11/10/2022

Guillaume Tabard: «La France qui bloque contre la France qui bosse»

lefigaro.fr 
CONTRE-POINT - Le pari de la gauche est simple: qu’un conflit long et paralysant provoque une exaspération des usagers et que celle-ci alimente un mécontentement général.

Clémentine Autain l’avait dit sans détour à la veille des législatives: faute de majorité à l’Assemblée, la Nupes chercherait à obtenir dans la rue les victoires qu’elle n’aurait pas obtenues dans les urnes.
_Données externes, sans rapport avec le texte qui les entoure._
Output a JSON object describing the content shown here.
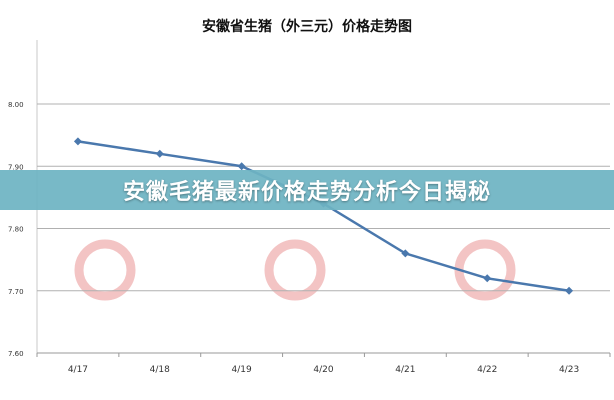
{
  "banner": {
    "headline": "安徽毛猪最新价格走势分析今日揭秘"
  },
  "chart_data": {
    "type": "line",
    "title": "安徽省生猪（外三元）价格走势图",
    "xlabel": "",
    "ylabel": "",
    "categories": [
      "4/17",
      "4/18",
      "4/19",
      "4/20",
      "4/21",
      "4/22",
      "4/23"
    ],
    "series": [
      {
        "values": [
          7.94,
          7.92,
          7.9,
          7.84,
          7.76,
          7.72,
          7.7
        ]
      }
    ],
    "ylim": [
      7.6,
      8.0
    ],
    "yticks": [
      "7.60",
      "7.70",
      "7.80",
      "7.90",
      "8.00"
    ],
    "grid": true,
    "legend": "none",
    "colors": {
      "line": "#4a78ad",
      "grid": "#b0b0b0",
      "banner": "#6eb4c3"
    }
  }
}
Jean-Luc Mélenchon a beau vibrer au souvenir du peuple parisien ramenant de force Louis XVI, sa femme et son fils à Paris - plantant au passage sur des piques la tête de deux gardes du roi -, il n’est pas sûr que sa «marche contre la vie chère et l’inaction climatique», fasse vaciller le pouvoir macronien.

Mais l’insurrection ne se fait pas uniquement par la manifestation, elle se prépare aussi par les blocages. Et le leader Insoumis qui pestait contre une CGT refusant d’appeler à sa marche du 16 octobre a tout lieu de se réjouir des grèves «préventives» décrétées par la même CGT dans les raffineries. Seul compte pour Mélenchon que le gouvernement soit mis en difficulté par ce mouvement social.
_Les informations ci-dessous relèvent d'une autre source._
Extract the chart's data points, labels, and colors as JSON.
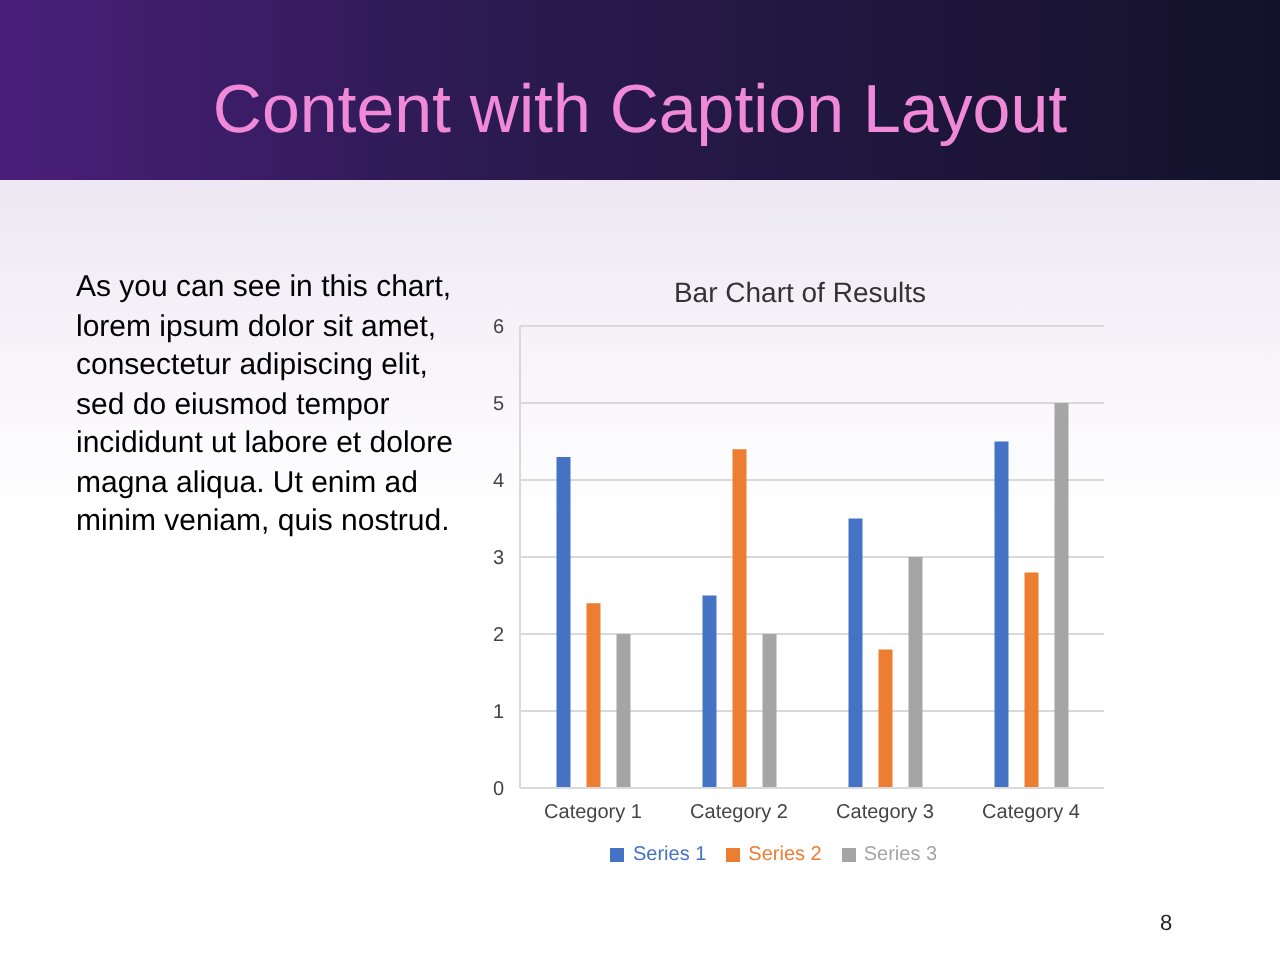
{
  "chart_data": {
    "type": "bar",
    "title": "Bar Chart of Results",
    "annotations": [
      "Content with Caption Layout",
      "As you can see in this chart, lorem ipsum dolor sit amet, consectetur adipiscing elit, sed do eiusmod tempor incididunt ut labore et dolore magna aliqua. Ut enim ad minim veniam, quis nostrud.",
      "8"
    ],
    "categories": [
      "Category 1",
      "Category 2",
      "Category 3",
      "Category 4"
    ],
    "series": [
      {
        "name": "Series 1",
        "color": "#4472c4",
        "values": [
          4.3,
          2.5,
          3.5,
          4.5
        ]
      },
      {
        "name": "Series 2",
        "color": "#ed7d31",
        "values": [
          2.4,
          4.4,
          1.8,
          2.8
        ]
      },
      {
        "name": "Series 3",
        "color": "#a5a5a5",
        "values": [
          2,
          2,
          3,
          5
        ]
      }
    ],
    "ylim": [
      0,
      6
    ],
    "yticks": [
      0,
      1,
      2,
      3,
      4,
      5,
      6
    ],
    "grid": "y",
    "legend": "bottom"
  }
}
C’est une bataille de l’opinion qui est lancée. Sur le fond, il est vrai que le pouvoir exécutif ne peut pas grand-chose sur des négociations salariales dans une entreprise privée. Mais dès lors qu’une partie de la population est touchée dans sa vie quotidienne et professionnelle, le sujet devient politique. Lionel Jospin, qui avait nommé Mélenchon ministre, avait raison de dire que «l’État ne peut pas tout». Mais dès lors qu’il y a menace de blocage, c’est spontanément du gouvernement que l’opinion attend une solution.
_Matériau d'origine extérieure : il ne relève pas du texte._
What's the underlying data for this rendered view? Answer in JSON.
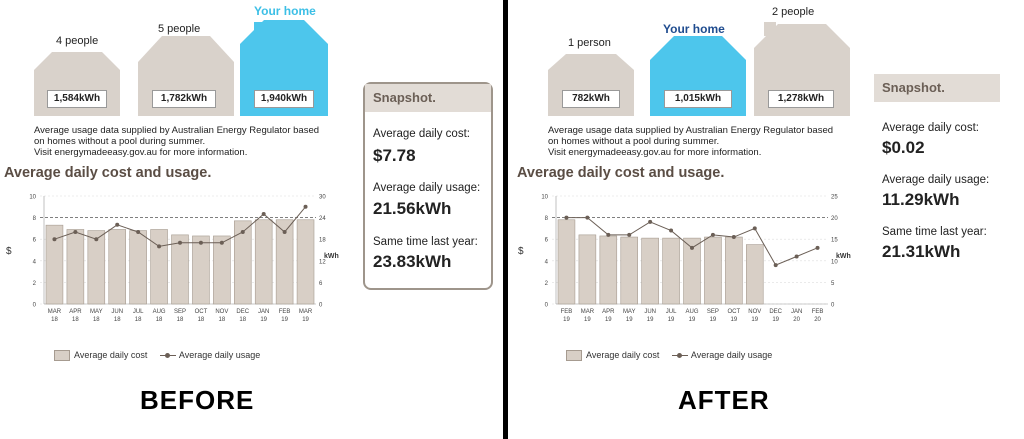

C’est le pari de la gauche: qu’un conflit long et paralysant provoque une exaspération des usagers et que celle-ci alimente un mécontentement général. Qu’une pénurie à la pompe engendre une colère sociale comme la taxe carbone avait donné naissance aux «gilets jaunes». D’ailleurs en 2010, c’est par une grève dans les raffineries que la CGT avait tenté, en vain, de faire plier Nicolas Sarkozy sur sa réforme des retraites.

Bataille de l’opinion

Pour le gouvernement, c’est donc une course contre la montre qui est engagée, car quelles que soient ses explications, un enlisement est toujours l’aveu d’une impuissance. Mais surtout, lui aussi peut remporter la bataille de l’opinion. Si les Français sont parfois enclins à ce qu’on appelle la «grève par procuration», ils refusent les blocages et, a fortiori, la violence. Lorsque le mouvement des «gilets jaunes» avait basculé dans la brutalité (l’Arc de triomphe, les affrontements avec la police), le gouvernement Philippe avait réussi à incarner le «parti de l’ordre». La carte de la fermeté, via des réquisitions, pourrait tourner à son avantage. Même si l’on a compris ce lundi qu’Emmanuel Macron et Élisabeth Borne ne voulaient la brandir qu’en dernier recours.

Mais il peut aussi pointer une forme d’imposture sociale. Les grévistes des raffineries ont des salaires enviables et touchent déjà des primes. Alors que ce sont des métiers peu payés et dépendants de trajets en voiture (aides-soignants…) qui pâtissent de la pénurie. Face à la Nupes cherchant à attiser la contestation, l’exécutif peut jouer la France qui bosse contre la France qui bloque.